There will be people looking at Co-op Legal Services’ interim financial results with the same glee as football fans savouring Manchester United’s defeat on Monday.
United were the big spenders, the brand leaders, the swaggering, bold, competition-crushing favourites, brought down a peg or two. Victory for (relatively) little Everton was a triumph of plucky endeavour over ruthless ambition. The Co-op has shown similar market-dominating fervour, announcing plans to recruit 3,000 staff members and cherry-picking the best players, such as Christina Blacklaws as head of its family division.But the financial figures for the first half of 2012 are nothing to write home about. Profits (ending at £700,000) were bound to fall in a year when recruitment (the biggest cost to most businesses) was so high on the agenda.
But with more staff, greater public awareness (even advertising legal services on those questionnaires at the till in Co-op stores) and an alternative business structure licence, turnover grew more slowly than during the same period in 2011.
Like United, success in this market is not simply a case of purchasing the best players and building the best facilities. The legal profession is a potential minefield for new entrants, from costly negligence claims to a reliance on other markets (housing, in particular) for work.
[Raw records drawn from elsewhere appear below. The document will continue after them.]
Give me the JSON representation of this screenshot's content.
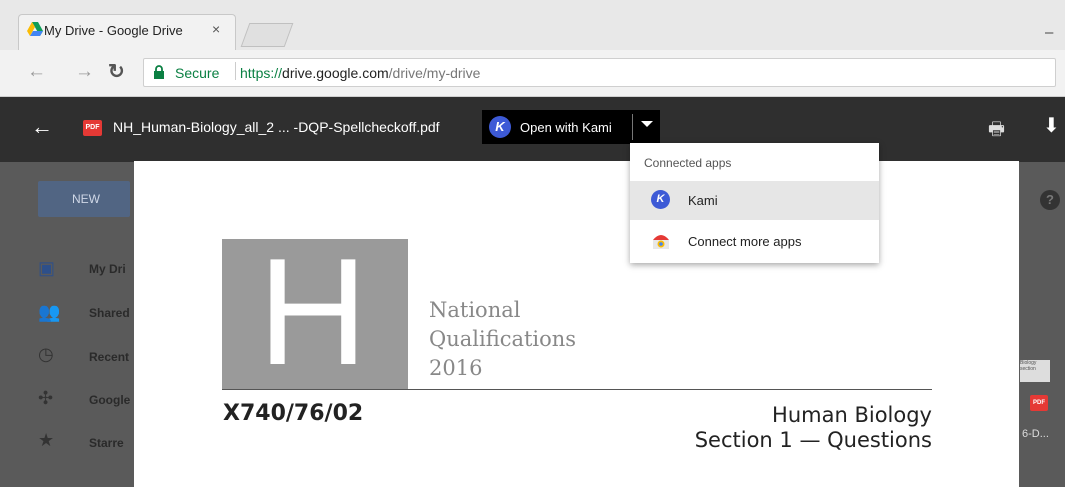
{
  "browser": {
    "tab_title": "My Drive - Google Drive",
    "tab_close": "×",
    "window_minimize": "–",
    "secure_label": "Secure",
    "url_scheme": "https://",
    "url_host": "drive.google.com",
    "url_path": "/drive/my-drive",
    "back_glyph": "←",
    "forward_glyph": "→",
    "reload_glyph": "↻"
  },
  "drive": {
    "new_button": "NEW",
    "sidebar": [
      {
        "label": "My Dri",
        "icon": "my-drive-icon"
      },
      {
        "label": "Shared",
        "icon": "shared-icon"
      },
      {
        "label": "Recent",
        "icon": "recent-icon"
      },
      {
        "label": "Google",
        "icon": "google-photos-icon"
      },
      {
        "label": "Starre",
        "icon": "starred-icon"
      }
    ],
    "right_thumbs": {
      "thumb1": "Biology section",
      "thumb2": "PDF",
      "thumb3": "6-D..."
    }
  },
  "viewer": {
    "back_glyph": "←",
    "pdf_badge": "PDF",
    "file_name": "NH_Human-Biology_all_2 ... -DQP-Spellcheckoff.pdf",
    "open_with_label": "Open with Kami",
    "kami_letter": "K",
    "print_glyph": "🖶",
    "download_glyph": "⬇"
  },
  "menu": {
    "header": "Connected apps",
    "items": [
      {
        "label": "Kami",
        "icon": "kami-icon"
      },
      {
        "label": "Connect more apps",
        "icon": "chrome-web-store-icon"
      }
    ]
  },
  "pdf": {
    "big_letter": "H",
    "nq_line1": "National",
    "nq_line2": "Qualifications",
    "nq_line3": "2016",
    "paper_code": "X740/76/02",
    "subject": "Human Biology",
    "section": "Section 1 — Questions"
  },
  "colors": {
    "accent_blue": "#3d5ad6",
    "secure_green": "#0b8043",
    "pdf_red": "#e53935"
  }
}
For the Co-op especially, legal services is a risky business. This is a name trusted and liked by most, with an assumption amongst the general public that it operates with ethics as well as profits in mind.
It will take only one contentious litigation to sour that reputation for anyone on the losing side to Co-op’s lawyers, harming the brand in a way that selling a dodgy apple could never achieve. Products can be marketed and sold without too much risk; services require significant investment and a constant grip on delivery.